Remote patient monitoring (RPM) of blood pressure is associated with improved hypertension outcomes, researchers report, but also increased healthcare costs. “Our findings point to targeted patient eligibility and time-varying reimbursement as potential levers to explore for improving the value of RPM use for hypertension,” the authors conclude.
The matched observational study was designed to emulate a longitudinal, cluster-randomized trial. Among patients with hypertension on traditional Medicare, changes in outcomes from 2019 to 2021 were analyzied for patients with hypertension at high-RPM practices versus those at matched control practices with little RPM use.

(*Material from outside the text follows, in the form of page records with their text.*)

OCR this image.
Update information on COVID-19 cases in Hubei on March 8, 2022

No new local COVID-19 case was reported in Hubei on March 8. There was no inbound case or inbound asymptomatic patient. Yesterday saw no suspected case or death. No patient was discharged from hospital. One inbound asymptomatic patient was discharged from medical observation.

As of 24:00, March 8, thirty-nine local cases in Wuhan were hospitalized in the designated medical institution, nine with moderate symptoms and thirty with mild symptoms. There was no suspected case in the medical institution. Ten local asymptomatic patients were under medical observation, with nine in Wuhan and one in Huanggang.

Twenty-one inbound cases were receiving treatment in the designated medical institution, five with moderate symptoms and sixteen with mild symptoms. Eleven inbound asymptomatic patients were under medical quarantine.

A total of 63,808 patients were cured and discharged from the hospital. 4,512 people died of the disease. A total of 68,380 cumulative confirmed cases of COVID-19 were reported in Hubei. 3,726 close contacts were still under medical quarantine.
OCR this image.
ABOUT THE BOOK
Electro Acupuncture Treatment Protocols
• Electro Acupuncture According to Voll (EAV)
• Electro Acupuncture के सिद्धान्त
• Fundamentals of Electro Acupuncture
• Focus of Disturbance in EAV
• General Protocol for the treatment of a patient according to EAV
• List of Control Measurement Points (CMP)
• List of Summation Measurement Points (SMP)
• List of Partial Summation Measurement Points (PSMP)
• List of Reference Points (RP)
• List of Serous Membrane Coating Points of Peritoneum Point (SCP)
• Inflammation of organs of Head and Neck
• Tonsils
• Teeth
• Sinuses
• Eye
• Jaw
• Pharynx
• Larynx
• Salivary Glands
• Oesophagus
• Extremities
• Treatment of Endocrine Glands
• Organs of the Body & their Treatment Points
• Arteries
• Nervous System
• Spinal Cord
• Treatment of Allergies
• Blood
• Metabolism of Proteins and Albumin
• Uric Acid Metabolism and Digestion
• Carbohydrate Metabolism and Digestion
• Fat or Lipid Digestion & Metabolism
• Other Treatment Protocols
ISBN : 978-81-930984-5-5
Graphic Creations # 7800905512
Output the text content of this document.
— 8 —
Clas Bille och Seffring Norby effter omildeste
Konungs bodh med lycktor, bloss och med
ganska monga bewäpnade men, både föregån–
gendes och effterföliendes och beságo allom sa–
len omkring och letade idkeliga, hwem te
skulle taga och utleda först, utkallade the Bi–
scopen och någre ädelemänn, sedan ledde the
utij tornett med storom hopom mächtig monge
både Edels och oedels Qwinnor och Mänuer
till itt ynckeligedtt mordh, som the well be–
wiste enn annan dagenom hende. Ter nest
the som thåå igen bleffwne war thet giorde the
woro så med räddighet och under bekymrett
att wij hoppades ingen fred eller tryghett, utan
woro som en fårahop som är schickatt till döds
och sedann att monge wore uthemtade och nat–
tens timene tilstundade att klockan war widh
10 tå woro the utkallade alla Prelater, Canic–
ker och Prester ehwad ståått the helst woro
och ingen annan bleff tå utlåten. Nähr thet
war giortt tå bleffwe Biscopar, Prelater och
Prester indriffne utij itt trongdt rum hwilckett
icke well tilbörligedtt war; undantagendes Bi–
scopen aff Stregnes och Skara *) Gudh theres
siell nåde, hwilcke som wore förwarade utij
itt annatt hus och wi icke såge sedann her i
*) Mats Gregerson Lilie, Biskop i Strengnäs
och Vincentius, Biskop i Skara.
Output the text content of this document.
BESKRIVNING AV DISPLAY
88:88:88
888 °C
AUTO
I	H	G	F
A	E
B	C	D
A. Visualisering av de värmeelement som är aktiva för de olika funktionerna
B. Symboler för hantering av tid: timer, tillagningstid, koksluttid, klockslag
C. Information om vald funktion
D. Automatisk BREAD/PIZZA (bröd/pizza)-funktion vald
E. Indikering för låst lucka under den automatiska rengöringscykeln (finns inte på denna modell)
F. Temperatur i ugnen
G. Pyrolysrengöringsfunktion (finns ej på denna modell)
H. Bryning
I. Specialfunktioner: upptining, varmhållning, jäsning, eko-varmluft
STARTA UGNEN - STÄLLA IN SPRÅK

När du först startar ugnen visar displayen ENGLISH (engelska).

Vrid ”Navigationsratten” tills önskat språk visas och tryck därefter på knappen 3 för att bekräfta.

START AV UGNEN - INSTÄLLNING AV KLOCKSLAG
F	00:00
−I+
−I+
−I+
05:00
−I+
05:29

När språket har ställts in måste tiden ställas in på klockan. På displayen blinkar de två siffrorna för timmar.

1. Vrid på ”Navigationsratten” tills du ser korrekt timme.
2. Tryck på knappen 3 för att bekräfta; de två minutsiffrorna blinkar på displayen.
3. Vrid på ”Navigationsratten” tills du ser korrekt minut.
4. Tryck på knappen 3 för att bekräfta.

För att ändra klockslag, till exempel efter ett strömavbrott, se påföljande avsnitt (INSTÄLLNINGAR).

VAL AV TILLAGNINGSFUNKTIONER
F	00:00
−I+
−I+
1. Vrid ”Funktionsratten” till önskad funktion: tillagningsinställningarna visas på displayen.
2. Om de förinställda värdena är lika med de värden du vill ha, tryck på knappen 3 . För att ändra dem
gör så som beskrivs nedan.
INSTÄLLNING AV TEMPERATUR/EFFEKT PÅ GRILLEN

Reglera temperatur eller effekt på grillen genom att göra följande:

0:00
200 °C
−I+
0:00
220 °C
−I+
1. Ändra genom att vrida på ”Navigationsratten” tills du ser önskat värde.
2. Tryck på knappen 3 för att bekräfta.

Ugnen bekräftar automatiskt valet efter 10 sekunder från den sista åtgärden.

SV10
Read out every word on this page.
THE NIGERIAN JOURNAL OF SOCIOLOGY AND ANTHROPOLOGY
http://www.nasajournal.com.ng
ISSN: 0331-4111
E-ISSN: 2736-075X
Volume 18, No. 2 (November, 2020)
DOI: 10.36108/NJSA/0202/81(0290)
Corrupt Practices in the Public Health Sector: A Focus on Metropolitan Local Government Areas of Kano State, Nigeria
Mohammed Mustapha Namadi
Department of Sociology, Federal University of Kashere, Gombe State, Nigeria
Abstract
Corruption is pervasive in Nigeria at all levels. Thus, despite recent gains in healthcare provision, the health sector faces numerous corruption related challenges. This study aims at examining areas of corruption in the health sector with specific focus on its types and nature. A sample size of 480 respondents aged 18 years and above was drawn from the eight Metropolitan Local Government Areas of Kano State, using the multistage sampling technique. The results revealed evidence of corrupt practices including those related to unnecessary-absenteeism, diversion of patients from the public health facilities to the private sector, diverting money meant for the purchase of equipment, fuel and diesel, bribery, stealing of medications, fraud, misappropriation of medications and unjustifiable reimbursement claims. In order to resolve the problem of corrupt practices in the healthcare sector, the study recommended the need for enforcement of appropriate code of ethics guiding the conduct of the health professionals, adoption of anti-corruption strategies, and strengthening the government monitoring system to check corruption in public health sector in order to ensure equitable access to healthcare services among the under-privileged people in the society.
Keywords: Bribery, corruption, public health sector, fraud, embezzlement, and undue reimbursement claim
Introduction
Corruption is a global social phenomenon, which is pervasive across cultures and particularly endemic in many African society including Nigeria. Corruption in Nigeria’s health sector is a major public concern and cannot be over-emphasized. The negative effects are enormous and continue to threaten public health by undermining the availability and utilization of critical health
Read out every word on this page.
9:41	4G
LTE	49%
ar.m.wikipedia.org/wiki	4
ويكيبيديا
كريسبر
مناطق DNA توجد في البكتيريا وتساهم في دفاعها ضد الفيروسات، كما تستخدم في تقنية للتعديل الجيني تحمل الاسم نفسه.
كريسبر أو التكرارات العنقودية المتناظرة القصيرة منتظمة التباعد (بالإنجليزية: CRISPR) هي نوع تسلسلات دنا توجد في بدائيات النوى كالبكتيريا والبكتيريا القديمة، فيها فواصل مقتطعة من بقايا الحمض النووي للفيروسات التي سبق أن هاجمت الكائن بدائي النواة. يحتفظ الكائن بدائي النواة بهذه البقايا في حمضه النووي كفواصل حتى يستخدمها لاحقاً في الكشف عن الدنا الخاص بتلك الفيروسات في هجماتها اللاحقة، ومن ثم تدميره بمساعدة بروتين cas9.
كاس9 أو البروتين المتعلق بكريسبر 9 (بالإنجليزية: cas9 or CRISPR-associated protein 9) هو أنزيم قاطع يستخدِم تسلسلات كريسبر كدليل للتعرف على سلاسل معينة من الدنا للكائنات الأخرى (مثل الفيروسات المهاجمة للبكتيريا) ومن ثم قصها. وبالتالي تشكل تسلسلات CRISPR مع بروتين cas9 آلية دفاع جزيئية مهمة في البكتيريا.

Based on primary outcomes of hypertension medication use (medication fills, adherence, and unique medications received), outpatient visit use, testing and imaging use, hypertension-related acute care use, and total hypertension-related spending, the authors report: “192 high-RPM practices (with 19,978 patients with hypertension) were matched to 942 low-RPM control practices (with 95,029 patients with hypertension). Compared with patients with hypertension at matched low-RPM practices, patients with hypertension at high-RPM practices had a 3.3% (95% CI, 1.9% to 4.8%) relative increase in hypertension medication fills, a 1.6% (CI, 0.7% to 2.5%) increase in days’ supply, and a 1.3% (CI, 0.2% to 2.4%) increase in unique medications received. Patients at high-RPM practices also had fewer hypertension-related acute care encounters (−9.3% [CI, −20.6% to 2.1%]) and reduced testing use (−5.9% [CI, −11.9% to 0.0%]). However, these patients also saw increases in primary care physician outpatient visits (7.2% [CI, −0.1% to 14.6%]) and a $274 [CI, $165 to $384]) increase in total hypertension-related spending.”